The Eugene Science Center opened its Outdoor Science Park on June 29, adding a new hands-on stop for families, school groups and summer camps at its Alton Baker Park site just east of Autzen Stadium. The first phase includes play structures built to teach timing and momentum, along with a rocket ship and a geometric climber that introduces shapes and spatial thinking.
The new space is part of a two-phase expansion that the center says will more than double its exhibit footprint to about 4,500 square feet, up from roughly 3,000 square feet that had stayed largely unchanged since the center moved to the site in 1980. Phase 2 is scheduled for installation this fall and will add three large exhibits, bringing the full park to six large hands-on exhibits, smaller in-house-built displays and a dedicated early-education area.
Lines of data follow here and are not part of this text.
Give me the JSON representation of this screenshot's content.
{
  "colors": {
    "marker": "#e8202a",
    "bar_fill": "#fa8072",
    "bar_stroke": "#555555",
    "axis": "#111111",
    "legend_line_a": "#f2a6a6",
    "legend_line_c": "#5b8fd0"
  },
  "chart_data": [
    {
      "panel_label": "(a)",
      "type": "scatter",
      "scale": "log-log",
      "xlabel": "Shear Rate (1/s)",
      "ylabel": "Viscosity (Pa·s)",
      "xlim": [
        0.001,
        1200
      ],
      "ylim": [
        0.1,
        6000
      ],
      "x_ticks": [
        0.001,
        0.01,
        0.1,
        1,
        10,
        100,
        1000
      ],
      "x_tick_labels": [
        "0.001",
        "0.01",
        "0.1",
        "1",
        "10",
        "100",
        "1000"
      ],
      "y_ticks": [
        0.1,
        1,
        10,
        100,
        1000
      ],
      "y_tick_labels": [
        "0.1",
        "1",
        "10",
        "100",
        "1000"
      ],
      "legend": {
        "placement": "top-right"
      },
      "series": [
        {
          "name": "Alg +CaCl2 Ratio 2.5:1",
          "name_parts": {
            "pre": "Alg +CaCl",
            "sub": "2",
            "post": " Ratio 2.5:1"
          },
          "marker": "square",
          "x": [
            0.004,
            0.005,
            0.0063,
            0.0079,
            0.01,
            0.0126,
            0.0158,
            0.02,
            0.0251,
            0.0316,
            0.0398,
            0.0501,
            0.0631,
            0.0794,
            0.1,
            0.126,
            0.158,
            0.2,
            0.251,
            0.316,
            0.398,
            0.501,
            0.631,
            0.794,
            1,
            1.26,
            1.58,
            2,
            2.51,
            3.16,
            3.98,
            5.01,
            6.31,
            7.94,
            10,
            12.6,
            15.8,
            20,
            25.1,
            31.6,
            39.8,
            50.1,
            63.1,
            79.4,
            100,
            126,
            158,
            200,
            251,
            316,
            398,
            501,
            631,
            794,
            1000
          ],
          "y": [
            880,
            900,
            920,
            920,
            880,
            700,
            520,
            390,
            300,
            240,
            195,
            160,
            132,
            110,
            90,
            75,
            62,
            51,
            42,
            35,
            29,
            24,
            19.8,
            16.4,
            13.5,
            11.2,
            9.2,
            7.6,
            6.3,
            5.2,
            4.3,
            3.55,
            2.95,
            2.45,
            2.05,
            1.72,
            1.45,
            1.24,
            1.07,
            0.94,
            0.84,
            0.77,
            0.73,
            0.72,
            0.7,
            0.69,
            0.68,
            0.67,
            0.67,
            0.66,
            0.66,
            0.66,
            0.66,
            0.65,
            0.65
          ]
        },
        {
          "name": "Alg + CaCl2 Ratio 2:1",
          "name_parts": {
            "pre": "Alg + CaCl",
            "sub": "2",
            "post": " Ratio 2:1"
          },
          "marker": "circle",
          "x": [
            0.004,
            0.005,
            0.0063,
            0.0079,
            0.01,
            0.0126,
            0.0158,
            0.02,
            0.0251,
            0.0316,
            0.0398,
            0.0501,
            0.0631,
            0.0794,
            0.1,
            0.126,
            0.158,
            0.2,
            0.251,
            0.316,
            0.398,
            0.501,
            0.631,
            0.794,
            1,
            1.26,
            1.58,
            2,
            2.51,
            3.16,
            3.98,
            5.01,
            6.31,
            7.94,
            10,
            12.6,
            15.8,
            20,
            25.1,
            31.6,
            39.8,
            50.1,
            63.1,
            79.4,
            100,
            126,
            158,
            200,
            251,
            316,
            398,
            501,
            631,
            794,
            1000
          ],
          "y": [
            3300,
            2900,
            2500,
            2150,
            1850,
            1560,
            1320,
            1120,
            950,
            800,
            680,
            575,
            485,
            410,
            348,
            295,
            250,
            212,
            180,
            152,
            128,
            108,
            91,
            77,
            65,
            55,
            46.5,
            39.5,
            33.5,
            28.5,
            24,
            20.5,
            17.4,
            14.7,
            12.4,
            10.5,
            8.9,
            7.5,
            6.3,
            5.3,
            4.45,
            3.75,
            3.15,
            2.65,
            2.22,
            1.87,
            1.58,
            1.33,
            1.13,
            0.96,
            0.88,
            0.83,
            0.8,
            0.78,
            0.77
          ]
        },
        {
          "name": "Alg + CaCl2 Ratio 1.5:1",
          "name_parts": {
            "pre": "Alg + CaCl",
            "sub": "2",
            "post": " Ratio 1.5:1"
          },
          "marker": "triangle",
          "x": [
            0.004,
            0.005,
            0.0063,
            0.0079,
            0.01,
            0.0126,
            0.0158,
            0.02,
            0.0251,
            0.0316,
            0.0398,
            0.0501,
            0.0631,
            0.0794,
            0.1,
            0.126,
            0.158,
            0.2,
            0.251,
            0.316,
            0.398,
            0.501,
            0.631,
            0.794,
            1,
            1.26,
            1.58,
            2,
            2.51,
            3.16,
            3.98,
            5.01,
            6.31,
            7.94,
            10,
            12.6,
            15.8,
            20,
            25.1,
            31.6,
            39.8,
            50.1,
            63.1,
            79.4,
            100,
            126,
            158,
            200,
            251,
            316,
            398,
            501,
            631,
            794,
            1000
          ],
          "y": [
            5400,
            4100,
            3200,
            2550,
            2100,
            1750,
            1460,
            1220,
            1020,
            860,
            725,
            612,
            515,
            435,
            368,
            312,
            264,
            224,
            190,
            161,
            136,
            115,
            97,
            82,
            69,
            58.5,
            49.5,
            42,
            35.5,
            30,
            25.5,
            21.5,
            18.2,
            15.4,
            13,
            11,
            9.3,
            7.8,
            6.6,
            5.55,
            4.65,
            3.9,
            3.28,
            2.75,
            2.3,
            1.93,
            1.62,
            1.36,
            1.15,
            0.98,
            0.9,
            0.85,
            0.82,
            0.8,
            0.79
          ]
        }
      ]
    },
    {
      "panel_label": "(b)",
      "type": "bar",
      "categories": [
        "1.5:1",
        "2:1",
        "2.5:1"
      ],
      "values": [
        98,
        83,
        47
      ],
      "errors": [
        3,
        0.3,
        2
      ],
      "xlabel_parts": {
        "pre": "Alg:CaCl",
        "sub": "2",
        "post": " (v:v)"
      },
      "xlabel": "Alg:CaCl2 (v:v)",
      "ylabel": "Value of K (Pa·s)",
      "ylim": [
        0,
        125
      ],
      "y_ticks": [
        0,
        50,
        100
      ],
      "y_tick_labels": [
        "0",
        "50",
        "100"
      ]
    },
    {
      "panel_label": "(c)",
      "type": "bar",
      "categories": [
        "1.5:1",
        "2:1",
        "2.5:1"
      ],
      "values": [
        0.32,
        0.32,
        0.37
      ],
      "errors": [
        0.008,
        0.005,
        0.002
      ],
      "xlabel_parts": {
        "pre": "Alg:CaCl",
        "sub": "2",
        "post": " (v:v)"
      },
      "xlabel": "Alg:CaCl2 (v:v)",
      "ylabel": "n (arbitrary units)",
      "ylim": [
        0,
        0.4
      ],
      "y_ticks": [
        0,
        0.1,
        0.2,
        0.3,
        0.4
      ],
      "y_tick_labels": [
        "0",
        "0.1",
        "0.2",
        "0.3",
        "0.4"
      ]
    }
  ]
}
For Lane County families looking for a low-cost summer outing, the expansion gives the county’s only hands-on science museum and planetarium more room to serve the 40,000 visitors the center says it sees each year. The added outdoor exhibits are meant to ease crowding for field trips, summer camps and other programs, which makes the park useful not just for weekend visits but for school groups and organized youth activities.
The center also ties the project to access. Its annual report says it participates in Museums for All, which gives EBT cardholders $1 exhibit-hall admission and 50% off planetarium admission. That discount matters at a museum that is trying to keep science learning within reach for more local families, not just those planning a pricier day out.

The Outdoor Science Park is the first exhibit-space expansion at the current location since 1980, a milestone that reflects how long the center’s footprint had stayed fixed even as Eugene’s family audience grew. The project was fully funded by foundations and businesses, and the center says the completed park should be finished by October.